Asked about the prospect of automaker build-to-order emphasizing captive finance and products, and costing dealers an F&I opportunity, the National Automobile Dealers Association said the transactions still end up at the dealership.
"Even in a build-to-order or reservation system, customer orders are still placed by the dealership on the customer's behalf, and the customer sale itself still takes place between the dealership and the customer," National Automobile Dealers Association spokesman Jared Allen wrote in an email. "As a result, customers are still able to benefit from a wide range of possible financing options, either obtained on their own or through the dealership."
Elliot Schor, JM&A Group vice president for sales operations, said he felt build-to-order was more done "out of necessity" because of the limited inventory and rare from a customer demand perspective. He also doubted dealers would lose the opportunity to sell F&I products should automakers focus more on the order bank model.
"Most roads still end at the dealership," Schor said of build-to-order sales. Even if automakers seek to bring the ordering process further online, he didn't anticipate they would take F&I out of dealers' hands.
"The dealers need to be viable," Schor said. And dealers would have a "significant problem with the manufacturers" if F&I performance fell because of an automaker's practice.
Noren said questions remained about what role the retailer will play under a future with more build-to-order sales. That role could even be different by make or model, she said.
However, franchise laws are "very hard to get around," and she doubted dealerships would be eliminated from the sale.
"Retailers still play a critical, critical role" in both the sales and ownership experience, Noren said.
Brian Finkelmeyer, senior director of new vehicle solutions for Cox Automotive, said he felt attempting to cut out the dealerships would engender an "extraordinarily high degree of strife." He doubted automakers would pick that fight.

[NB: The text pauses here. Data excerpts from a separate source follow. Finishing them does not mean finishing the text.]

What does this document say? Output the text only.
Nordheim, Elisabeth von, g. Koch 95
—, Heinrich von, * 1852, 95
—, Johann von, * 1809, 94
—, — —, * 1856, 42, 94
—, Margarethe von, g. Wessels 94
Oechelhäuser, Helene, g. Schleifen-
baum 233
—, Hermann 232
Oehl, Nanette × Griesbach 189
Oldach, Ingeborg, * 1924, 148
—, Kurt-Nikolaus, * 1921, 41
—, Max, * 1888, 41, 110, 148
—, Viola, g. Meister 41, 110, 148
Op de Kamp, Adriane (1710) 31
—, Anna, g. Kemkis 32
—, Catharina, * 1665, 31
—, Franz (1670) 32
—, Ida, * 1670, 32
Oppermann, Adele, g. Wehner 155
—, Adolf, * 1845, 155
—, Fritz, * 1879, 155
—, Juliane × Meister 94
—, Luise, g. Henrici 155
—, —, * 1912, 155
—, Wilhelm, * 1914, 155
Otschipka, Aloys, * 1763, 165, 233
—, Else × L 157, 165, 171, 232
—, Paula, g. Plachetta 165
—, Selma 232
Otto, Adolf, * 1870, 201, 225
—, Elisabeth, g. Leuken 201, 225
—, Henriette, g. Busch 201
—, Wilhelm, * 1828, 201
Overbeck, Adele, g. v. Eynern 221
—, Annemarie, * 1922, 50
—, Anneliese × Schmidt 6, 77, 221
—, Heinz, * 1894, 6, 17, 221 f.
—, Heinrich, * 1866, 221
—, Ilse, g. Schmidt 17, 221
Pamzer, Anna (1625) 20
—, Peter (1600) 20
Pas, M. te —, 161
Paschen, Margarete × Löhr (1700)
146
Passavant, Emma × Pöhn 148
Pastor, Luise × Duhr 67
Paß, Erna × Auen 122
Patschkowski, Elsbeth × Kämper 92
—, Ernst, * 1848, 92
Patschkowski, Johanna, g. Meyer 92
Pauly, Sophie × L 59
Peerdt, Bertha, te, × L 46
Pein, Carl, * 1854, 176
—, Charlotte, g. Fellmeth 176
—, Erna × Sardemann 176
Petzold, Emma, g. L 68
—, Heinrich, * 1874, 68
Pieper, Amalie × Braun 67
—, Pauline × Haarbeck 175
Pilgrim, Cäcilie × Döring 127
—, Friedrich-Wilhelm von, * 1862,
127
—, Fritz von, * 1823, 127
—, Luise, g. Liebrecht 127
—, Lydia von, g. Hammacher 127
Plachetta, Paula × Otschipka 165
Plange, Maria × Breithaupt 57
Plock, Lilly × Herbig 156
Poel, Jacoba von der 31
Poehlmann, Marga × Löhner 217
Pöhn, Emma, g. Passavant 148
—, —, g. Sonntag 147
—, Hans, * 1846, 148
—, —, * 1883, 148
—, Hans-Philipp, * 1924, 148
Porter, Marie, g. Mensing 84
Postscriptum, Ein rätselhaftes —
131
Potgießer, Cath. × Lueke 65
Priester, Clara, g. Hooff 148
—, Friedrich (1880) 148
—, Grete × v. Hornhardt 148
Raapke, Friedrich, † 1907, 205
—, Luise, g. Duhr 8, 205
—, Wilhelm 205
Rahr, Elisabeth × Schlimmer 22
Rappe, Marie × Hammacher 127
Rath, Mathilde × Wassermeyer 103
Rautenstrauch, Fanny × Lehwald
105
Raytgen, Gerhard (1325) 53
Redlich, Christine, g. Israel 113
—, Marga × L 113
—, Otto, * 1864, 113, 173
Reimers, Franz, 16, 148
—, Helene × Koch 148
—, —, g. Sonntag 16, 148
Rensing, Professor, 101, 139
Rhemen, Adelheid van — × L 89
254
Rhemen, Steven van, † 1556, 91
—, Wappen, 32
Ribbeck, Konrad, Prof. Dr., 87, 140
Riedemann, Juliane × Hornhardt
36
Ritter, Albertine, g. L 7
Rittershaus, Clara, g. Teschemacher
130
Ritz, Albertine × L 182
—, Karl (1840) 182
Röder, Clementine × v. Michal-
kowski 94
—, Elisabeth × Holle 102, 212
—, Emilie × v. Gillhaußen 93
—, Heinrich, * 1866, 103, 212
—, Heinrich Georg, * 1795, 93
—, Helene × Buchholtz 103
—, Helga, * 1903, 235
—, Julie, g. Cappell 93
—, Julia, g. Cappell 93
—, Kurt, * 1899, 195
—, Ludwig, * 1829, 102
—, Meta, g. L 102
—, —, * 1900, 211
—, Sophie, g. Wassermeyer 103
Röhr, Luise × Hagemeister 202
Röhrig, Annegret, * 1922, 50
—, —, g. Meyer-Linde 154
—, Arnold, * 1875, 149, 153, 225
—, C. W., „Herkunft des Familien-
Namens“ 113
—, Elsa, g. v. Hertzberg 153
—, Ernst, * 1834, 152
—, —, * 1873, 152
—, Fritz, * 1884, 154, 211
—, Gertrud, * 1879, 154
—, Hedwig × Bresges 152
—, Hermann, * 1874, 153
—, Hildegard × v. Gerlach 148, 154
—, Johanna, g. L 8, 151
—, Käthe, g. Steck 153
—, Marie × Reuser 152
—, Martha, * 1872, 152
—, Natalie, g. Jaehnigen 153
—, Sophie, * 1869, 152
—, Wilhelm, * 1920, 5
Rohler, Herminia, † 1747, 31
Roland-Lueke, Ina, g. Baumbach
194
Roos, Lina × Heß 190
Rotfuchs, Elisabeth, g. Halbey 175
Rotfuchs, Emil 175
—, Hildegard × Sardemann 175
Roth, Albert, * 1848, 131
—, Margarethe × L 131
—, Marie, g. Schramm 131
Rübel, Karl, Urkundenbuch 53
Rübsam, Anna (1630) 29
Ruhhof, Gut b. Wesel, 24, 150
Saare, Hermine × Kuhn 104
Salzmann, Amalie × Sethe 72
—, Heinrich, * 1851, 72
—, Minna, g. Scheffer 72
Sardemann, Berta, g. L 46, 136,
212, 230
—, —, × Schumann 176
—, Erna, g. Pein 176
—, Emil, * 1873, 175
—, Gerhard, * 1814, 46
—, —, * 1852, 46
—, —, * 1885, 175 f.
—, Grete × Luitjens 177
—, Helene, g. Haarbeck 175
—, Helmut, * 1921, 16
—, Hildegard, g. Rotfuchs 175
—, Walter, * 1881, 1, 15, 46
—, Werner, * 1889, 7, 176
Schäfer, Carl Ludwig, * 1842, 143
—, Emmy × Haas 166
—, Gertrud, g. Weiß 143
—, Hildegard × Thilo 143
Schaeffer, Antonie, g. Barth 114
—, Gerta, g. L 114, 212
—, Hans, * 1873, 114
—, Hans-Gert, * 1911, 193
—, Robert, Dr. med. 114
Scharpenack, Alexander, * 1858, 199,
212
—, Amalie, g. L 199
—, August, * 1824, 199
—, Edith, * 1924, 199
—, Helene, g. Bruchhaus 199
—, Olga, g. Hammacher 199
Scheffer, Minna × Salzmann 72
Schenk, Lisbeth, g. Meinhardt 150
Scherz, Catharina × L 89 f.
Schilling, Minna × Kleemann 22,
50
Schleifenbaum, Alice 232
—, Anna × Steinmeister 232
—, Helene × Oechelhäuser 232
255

He also pointed to the experience of a Ford dealer with whom he had spoken. Despite trends such as online retailing, few of the dealer's customers had engaged in build-to-order transactions, according to Finkelmeyer. It was far more likely that customers simply requested one of the vehicles the dealer had ordered but not yet received, he said.
Thus, it would be "financial suicide" for Ford Credit to undercut that dealer on the minuscule percentage of sales conducted using build-to-order, Finkelmeyer said.
The dealer would just say, " 'knock yourself out,' " and retaliate by funneling the overwhelming proportion of volume remaining to an indirect third-party lender, Finkelmeyer added.